Ano 2000, novo Milénio, vida nova! Depois de passada a fase critica era tempo de prosseguir com a normalidade possível e desejada, eu e a minha companheira decidimos casar.
Para isso começámos por procurar casa, tarefa que se revelou nada fácil numa altura em que os preços estavam muito inflacionados e apesar da oferta ser muita, só encontrámos algo dentro das nossas possibilidades e minimamente compatível com os nossas necessidades, um apartamento localizado a 30 KM das nossas referências, família, emprego, amigos, enfim, longe de tudo o que era nos era familiar e a nossa rotina. Se bem que o casamento pressupõe uma mudança total do estilo de vida, teria sido muito agradável termos por perto alguém que fosse nosso conhecido, pelo menos, alguém que com a sua presença nos permitisse sentir em “casa”.

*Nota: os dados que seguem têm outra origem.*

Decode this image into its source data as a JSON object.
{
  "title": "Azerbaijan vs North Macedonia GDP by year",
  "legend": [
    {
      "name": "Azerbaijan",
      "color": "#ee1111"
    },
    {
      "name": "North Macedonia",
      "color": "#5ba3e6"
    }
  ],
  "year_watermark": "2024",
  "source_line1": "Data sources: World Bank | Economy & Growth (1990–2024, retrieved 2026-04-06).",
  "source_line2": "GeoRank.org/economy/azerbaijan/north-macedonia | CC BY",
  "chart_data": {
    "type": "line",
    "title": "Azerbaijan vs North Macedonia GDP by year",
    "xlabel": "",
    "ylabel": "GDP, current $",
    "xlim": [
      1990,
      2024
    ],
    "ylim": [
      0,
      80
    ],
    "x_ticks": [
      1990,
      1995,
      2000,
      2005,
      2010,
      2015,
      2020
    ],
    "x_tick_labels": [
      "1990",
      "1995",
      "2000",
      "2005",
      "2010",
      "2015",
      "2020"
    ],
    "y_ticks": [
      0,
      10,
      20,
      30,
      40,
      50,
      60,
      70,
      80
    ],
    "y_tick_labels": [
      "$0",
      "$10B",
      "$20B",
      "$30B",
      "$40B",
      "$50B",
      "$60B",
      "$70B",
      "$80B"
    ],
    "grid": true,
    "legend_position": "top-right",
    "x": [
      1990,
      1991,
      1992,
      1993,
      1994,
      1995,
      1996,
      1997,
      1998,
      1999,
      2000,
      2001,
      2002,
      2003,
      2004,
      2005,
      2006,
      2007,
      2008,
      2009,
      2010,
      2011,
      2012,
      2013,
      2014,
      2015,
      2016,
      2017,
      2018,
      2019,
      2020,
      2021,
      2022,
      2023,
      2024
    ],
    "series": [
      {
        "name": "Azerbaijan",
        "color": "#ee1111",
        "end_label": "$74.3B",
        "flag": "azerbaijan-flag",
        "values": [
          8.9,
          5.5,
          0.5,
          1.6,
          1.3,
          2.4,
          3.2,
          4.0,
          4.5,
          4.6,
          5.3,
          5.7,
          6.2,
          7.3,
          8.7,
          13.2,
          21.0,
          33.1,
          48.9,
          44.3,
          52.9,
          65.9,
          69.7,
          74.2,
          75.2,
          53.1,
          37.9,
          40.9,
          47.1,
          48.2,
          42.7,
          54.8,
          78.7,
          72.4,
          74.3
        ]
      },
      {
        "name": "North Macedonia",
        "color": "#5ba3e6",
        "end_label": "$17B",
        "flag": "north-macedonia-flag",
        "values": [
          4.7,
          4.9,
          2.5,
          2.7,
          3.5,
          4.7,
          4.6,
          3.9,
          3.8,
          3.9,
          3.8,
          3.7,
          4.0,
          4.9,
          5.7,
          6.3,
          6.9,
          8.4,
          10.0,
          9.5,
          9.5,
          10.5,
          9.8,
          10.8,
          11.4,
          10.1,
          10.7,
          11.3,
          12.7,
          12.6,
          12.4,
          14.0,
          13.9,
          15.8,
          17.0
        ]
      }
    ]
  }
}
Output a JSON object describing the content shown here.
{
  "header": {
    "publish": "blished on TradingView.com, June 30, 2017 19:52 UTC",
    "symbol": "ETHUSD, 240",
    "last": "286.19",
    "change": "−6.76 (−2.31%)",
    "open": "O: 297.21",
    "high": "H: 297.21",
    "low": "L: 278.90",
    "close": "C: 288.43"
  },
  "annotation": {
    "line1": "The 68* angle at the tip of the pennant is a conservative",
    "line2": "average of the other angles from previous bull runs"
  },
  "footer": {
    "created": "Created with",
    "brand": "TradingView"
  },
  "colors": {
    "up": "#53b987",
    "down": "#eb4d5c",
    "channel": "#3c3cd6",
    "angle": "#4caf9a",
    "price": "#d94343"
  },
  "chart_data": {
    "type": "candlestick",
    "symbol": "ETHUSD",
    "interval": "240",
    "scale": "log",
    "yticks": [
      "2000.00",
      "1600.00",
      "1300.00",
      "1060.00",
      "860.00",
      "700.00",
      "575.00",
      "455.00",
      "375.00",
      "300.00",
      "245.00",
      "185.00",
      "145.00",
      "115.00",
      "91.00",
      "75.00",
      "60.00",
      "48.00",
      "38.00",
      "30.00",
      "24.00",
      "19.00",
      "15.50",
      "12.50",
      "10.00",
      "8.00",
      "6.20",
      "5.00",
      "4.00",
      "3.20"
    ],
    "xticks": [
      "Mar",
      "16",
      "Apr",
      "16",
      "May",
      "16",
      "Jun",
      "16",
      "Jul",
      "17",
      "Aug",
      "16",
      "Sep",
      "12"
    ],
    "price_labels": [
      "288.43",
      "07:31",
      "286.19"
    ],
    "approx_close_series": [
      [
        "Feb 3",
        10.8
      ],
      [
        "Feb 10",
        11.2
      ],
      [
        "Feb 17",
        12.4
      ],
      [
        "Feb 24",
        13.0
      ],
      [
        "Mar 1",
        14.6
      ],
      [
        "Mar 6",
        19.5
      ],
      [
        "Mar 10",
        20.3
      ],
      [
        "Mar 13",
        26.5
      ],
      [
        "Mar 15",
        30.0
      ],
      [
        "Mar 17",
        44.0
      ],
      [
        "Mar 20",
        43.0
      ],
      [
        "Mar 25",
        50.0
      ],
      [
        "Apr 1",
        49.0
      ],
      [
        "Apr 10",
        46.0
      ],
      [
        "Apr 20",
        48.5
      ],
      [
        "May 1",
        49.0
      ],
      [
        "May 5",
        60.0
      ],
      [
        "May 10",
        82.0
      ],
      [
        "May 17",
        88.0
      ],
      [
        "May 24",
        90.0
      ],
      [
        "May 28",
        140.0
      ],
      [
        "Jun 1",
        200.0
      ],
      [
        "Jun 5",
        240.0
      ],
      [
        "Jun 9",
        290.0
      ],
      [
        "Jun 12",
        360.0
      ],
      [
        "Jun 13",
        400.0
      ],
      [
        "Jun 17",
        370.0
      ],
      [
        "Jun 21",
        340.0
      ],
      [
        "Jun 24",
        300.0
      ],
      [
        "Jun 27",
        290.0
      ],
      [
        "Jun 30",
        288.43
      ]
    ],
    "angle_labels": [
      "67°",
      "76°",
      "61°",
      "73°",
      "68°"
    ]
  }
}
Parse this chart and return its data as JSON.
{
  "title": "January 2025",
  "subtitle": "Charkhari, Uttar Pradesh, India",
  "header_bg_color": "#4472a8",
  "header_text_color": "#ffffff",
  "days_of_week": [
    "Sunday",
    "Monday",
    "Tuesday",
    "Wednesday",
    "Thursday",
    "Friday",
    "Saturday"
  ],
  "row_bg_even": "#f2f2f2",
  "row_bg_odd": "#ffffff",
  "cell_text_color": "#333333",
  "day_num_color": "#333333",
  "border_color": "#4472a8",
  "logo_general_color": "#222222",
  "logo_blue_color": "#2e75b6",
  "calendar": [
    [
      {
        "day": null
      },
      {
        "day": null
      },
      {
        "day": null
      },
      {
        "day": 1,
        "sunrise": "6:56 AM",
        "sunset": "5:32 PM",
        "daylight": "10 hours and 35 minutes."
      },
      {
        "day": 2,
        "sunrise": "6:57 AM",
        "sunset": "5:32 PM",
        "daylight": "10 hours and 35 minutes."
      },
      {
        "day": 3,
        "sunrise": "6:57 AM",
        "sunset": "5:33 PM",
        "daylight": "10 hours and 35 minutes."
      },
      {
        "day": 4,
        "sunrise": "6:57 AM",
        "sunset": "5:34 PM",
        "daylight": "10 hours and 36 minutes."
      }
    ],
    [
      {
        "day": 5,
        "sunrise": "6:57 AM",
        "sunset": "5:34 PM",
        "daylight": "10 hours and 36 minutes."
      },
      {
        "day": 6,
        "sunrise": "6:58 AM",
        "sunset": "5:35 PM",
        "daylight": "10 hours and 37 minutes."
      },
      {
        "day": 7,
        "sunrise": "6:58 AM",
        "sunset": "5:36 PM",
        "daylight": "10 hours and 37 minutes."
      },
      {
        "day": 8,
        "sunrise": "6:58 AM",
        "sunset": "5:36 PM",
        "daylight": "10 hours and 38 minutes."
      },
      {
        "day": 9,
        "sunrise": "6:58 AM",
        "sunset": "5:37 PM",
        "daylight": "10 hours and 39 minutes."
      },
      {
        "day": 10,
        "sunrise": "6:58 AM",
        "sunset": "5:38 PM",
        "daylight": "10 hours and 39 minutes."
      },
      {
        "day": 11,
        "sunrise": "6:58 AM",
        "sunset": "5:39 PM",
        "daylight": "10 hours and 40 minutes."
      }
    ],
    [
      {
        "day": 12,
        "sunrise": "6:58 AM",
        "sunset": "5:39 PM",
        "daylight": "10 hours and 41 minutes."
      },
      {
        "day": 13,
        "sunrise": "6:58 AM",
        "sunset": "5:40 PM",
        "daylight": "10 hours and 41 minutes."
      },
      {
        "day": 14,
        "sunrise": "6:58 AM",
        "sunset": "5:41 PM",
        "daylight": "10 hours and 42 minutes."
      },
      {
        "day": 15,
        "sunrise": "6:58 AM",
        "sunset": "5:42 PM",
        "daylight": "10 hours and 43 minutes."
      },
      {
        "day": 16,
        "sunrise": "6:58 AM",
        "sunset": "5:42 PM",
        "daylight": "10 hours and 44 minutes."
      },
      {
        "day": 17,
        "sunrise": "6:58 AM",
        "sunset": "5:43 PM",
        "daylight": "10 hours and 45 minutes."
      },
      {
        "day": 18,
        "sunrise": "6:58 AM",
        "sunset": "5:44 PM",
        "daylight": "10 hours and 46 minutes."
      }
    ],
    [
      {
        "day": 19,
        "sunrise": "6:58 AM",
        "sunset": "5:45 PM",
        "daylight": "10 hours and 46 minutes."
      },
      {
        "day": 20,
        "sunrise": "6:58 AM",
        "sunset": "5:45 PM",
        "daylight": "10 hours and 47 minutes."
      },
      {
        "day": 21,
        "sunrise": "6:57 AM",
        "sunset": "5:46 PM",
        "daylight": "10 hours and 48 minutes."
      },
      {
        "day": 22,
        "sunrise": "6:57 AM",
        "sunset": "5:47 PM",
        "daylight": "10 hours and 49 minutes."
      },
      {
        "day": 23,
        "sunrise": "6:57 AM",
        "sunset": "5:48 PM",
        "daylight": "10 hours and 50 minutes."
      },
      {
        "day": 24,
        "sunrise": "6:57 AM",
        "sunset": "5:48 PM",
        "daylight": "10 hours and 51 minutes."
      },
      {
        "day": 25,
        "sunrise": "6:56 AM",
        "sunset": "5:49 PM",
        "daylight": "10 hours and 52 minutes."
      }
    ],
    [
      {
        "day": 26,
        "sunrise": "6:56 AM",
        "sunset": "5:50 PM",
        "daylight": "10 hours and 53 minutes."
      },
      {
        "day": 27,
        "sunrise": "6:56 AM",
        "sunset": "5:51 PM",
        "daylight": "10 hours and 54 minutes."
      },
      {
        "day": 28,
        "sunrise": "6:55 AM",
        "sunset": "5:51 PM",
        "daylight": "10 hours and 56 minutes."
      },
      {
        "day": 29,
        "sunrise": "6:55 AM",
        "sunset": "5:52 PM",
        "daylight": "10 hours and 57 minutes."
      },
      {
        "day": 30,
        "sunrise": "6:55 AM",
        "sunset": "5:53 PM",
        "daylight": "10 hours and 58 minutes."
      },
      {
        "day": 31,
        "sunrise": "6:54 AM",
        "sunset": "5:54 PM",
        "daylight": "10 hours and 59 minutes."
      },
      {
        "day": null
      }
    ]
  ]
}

A escolha do local onde iríamos morar foi portanto difícil e só a enorme vontade de casar e ter o nosso espaço nos permitiu avançar sem medo e com a certeza de que tudo iria correr bem.
Depois de tomada a decisão iniciá-mos a preparação do nosso “ninho”, o que demorou mais de um ano, desde as pinturas a questões relacionadas com segurança, tudo foi pensado ao pormenor, sempre ponderando as nossas possibilidades para não arriscar dar um passo maior do que a perna, mas ainda assim algumas coisas foram feitas como se aquela casa fosse A Casa.
Era também tempo para os preparativos para a Boda, e novamente começaram as escolhas...Dia, Local e tudo o resto que um evento desta importância requere. Este é um dia único, e por isso decidimos torná-lo inesquecivel, para nós e para todas as pessoas que nos deram a honra da sua presença.
Os convidados estavam naturalmente escolhidos e para pessoas tão Importantes tinha-mos que encontrar um cenário à altura!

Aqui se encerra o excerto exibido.